Is it time for a network tax cut?

It is truly remarkable to what extent corporate and personal behavior is dictated by tax policy. Much of the discussion in our nation’s capital in regard to tax reform has been about competitiveness as a rational to lower corporate tax rates. It appears as though the United States charges a 20 percent higher tax rate than much of the rest of the world, forcing corporations to shift some operations and assets into lower tax rate jurisdictions. It’s safe to say that tax policy impacts behavior in measurable ways.

Just yesterday I was speaking with a communications service provider analyst. We discussed the overhead of SD-WAN tunnels. I showed the math of how it can tax various protocols. The tax for various protocols was:

The analyst even agreed that based on an average mix of traffic (iMix), that the weighted average across all protocols might be as high as 30 percent for many organizations.

What was shocking is his response that “Nobody cares about tunnel overhead.” I have heard this from many in our industry. In fact, it’s generally taken as fact – tunnel overhead is negligible. While it may be true, on a single site, single WAN connection, 30 percent extra bandwidth may not move the needle, if you have 2,000 sites, and you are using/building/paying for connectivity, over the long haul you will spend 30 percent more. The fact that everyone in our industry dismisses this as “noise” is shocking, especially since most believe bandwidth rates will double yet again.

Why tax policies in the 20 percent range impact worldwide behavior, but competitive companies are willing to disregard savings of 30 percent of long term networking costs as negligible is fascinating. Has our industry thrown its hands up? Is accepting a new 14 layer ISO stack the new norm? Is 96.2 percent overhead on a single terminal keystroke acceptable? It’s no wonder the average networking professional is loosing respect organizationally. If FedEx or UPS had to repackage every package, and it added 30 percent to their transport costs – would anybody think it was negligible?

There are also many cases where 30 percent additional bandwidth simply doesn’t fly. Satellite communications links are expensive per unit of bandwidth and satellite companies frequently charge by bandwidth use. Many public clouds also charge for bandwidth. In these cases, there is a hard dollar cost associated with the additional bandwidth. Large files moved at line rate can take 30 percent longer to deliver, delaying business processes.

Arthur Laffer’s famous trickle-down economic theory suggests that there is a relationship between tax rates and taxes collected. He theorized that if taxes were 100 percent, tax collections would be zero because there would be no incentive to produce goods or services. Is there a similar performance theory in networking? Is there a trickle-down benefit when we eliminate encapsulation and seven additional network layers?
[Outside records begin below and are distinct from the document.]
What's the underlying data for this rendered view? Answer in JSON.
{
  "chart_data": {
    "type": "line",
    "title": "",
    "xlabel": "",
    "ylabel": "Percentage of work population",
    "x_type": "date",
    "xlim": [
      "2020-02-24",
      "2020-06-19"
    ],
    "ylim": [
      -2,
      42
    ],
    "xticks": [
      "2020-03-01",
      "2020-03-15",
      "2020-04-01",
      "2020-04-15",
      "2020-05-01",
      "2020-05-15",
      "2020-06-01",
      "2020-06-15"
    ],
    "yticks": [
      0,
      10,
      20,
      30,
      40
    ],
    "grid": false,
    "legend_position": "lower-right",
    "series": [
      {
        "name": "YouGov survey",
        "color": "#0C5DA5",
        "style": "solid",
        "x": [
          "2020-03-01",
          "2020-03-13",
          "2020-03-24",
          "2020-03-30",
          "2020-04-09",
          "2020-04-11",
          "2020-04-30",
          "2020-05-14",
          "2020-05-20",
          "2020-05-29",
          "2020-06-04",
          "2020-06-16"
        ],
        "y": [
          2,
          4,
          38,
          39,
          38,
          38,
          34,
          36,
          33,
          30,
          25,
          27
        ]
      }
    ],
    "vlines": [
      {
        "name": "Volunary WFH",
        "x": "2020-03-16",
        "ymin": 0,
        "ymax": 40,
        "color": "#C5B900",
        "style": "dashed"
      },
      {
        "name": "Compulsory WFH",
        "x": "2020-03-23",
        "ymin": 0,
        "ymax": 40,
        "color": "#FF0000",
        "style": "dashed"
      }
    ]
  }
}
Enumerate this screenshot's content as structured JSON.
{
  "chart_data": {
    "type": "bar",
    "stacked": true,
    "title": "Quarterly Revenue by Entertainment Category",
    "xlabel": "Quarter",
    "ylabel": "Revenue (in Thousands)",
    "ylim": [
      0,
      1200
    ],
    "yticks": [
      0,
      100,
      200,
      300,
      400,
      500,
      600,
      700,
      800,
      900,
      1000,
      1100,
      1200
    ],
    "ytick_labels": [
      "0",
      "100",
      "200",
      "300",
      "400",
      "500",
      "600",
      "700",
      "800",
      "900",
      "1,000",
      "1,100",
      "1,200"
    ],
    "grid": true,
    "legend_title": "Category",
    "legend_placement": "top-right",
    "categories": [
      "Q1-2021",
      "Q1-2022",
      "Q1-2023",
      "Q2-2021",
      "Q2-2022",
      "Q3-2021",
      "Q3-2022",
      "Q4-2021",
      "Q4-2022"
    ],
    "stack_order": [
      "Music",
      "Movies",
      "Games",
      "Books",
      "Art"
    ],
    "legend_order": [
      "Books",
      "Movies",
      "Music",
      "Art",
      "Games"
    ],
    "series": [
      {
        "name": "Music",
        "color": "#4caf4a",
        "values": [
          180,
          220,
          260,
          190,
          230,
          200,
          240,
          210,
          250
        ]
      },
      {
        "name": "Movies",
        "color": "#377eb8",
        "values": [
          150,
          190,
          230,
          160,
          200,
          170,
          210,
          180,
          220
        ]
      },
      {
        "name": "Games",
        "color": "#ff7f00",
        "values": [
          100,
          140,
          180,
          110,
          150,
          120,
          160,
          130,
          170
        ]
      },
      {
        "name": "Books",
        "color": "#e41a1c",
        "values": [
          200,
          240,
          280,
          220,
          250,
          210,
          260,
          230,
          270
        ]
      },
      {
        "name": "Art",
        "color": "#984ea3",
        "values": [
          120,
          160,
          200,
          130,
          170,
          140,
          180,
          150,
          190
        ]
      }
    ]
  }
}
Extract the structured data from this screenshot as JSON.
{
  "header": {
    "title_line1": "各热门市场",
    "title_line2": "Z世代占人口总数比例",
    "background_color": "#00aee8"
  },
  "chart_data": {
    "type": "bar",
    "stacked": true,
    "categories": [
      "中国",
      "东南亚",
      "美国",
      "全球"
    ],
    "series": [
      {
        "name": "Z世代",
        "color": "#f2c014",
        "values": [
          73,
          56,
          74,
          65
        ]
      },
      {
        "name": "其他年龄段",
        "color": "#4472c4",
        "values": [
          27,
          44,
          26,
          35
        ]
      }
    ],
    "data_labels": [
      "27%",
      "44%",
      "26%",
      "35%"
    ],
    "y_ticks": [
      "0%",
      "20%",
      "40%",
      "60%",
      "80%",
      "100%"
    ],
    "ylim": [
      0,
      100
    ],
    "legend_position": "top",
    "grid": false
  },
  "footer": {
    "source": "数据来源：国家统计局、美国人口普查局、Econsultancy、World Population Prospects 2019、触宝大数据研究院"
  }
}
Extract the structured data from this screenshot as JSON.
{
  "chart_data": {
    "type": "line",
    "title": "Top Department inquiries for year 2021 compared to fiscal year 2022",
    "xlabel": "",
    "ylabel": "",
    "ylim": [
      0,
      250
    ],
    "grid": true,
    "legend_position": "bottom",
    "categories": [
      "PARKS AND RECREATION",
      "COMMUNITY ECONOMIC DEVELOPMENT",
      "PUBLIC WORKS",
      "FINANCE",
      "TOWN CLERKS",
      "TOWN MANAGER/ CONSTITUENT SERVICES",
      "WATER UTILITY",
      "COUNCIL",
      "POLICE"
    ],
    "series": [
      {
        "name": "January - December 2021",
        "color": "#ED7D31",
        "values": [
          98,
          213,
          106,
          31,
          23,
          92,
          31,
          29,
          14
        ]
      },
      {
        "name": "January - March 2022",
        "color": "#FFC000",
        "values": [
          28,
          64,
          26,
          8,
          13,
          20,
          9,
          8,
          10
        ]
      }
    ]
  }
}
The simple answer is yes. Inspecting and securing 7 layers is easier than 14. Avoiding reduced MSS speeds effective bandwidth transfers. Avoiding consequential packet fragmentation greatly improves router efficiency. Providing network fairness and QoS is far easier on discrete flows. If we could route the packets without tunnels we definitely should.

What about hidden taxes? There is a hidden network tax lurking today in managing our attack surface area. Network professionals are expected to offer the smallest attack surface possible. Common tools in reducing this include VRF’s, ACLs, pseudowires, private networks, VLANs, VxLANS, and firewalls, and there are an even bigger array of tools for detecting intrusions when they occur. This expense is not just born one time—there are ongoing operational expenses tied to managing these tools. Furthermore, these tools are used in combination; they are complicated and often operationally impactful which further taxes our network engineers. With open arms we accept this challenge without ever questioning why. Why don’t routing protocols distribute ACL’s along with route advertisement? Why are all of the reducers of attack surface area manually provisioned while route dissemination is automatic?

How did our profession ever get to a place where network taxes are deemed unworthy of our attention? What we need is a revolution in methodology and values. We need to return to our roots as networkers, and start thinking about solving problems with software infused intelligence at the session/networking layer. Look how application developers focus on improvements—TLS1.3 is an example of good progress forward, achieving a 50 percent reduction in packet exchanges and a full prevention of any legitimate or illegitimate man in the middle (proxy), and all done with software and backward compatibility. We need to begin thinking about changing the game. Warning to all CCIE’s: advances in networking may require software intelligence. I say bring it on! Let’s start returning benefit rather than new layers of complexity and waste.